No Brasil, até a semana passada, havia um desses dispositivos, felizmente removido do arcabouço institucional do país por ordem do Supremo Tribunal Federal.

Álvaro Mota

Sexta - 19/03/2021 às 08:48



Foto: Divulgação Agressão à mulher
Agressão à mulher

O século XX assistiu a seguidos avanços civilizatórios em favor das mulheres, que em boa parte do mundo ocidental só começaram a votar na segunda década daquele século. Depois, mulheres começaram a trabalhar fora e passaram a ser vozes mais ouvidas nos parlamentos e nos governos. Avançaram as mulheres em suas lutas por emancipação e, ainda assim, seguem-se havendo dispositivos institucionais em desfavor das mulheres em muitos países.

No Brasil, até a semana passada, havia um desses dispositivos, felizmente removido do arcabouço institucional do país por ordem do Supremo Tribunal Federal. Trata-se do instrumento não escrito e sobre a defesa da honra. O STF decidiu no dia 12 de março, por unanimidade, que não será mais admitida a tese de legítima defesa da honra em julgamentos de feminicídio. Por mais medieval que possa parecer, júris poderiam absolver réus que matavam mulheres sob o argumento de que o homem traído "perdeu a cabeça" e quis "limpar sua honra". Esse tipo de tese não pode mais ser aceita e, se for, o julgamento será anulado.

O que o Supremo fez no dia 12 foi História e, mais do que isso, portando-se como guardião da Constituição Federal, reafirmar princípios contidos no texto constitucional que salvaguarda a vida – como expresso no “Art. 5º: Todos são iguais perante a lei, sem distinção de qualquer natureza, garantindo-se aos brasileiros e aos estrangeiros residentes no País a inviolabilidade do direito à vida, à liberdade, à igualdade, à segurança e à propriedade

Ora, se o texto constitucional coloca a vida como direito fundamental, como se poderia admitir que uma tese jurídica sustentada em um Tribunal do Júri poderia ser mais importante que o expresso na Constituição? Honra num sentido machista, assim, prevalecia sobre um direito fundamental já expresso desde a antiguidade, que é o direito à vida.

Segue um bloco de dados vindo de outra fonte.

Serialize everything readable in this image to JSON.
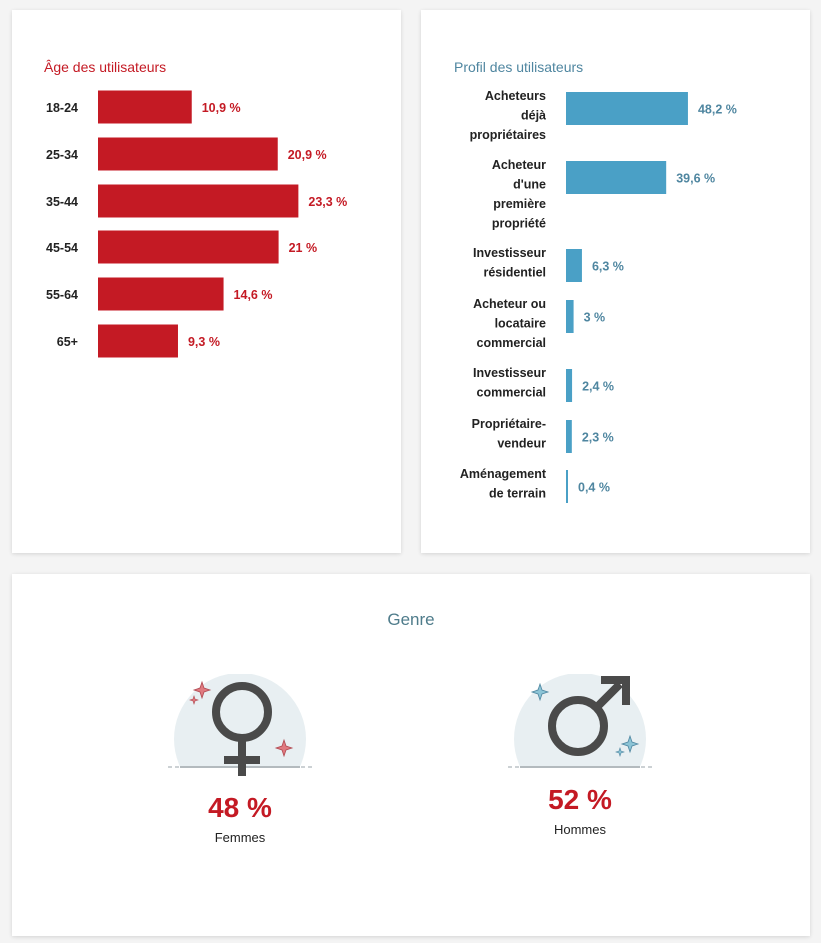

O sentido de avanço civilizatório da decisão do Supremo, com efeito, respalda-se no fato de que, ao afastar de julgamentos a tese de legítima defesa da honra, está-se indo em direção a uma conjuntura de equidade de gênero no âmbito da Justiça. Avança-se para que a mulher amplie sua cidadania, torne-se mais autônoma e, acima disso, que haja respeito à sua condição de pessoa humana isonômica em relação ao gênero masculino.

O fim da tese da legítima defesa da honra tem ainda o condão de deslegitimar a violência contra a mulher, bem assim de desnaturalizar o feminicídio, que é o homicídio praticado contra a mulher somente pela sua condição de mulher, quase sempre cometido no âmbito de uma recorrente violência física e psicológica.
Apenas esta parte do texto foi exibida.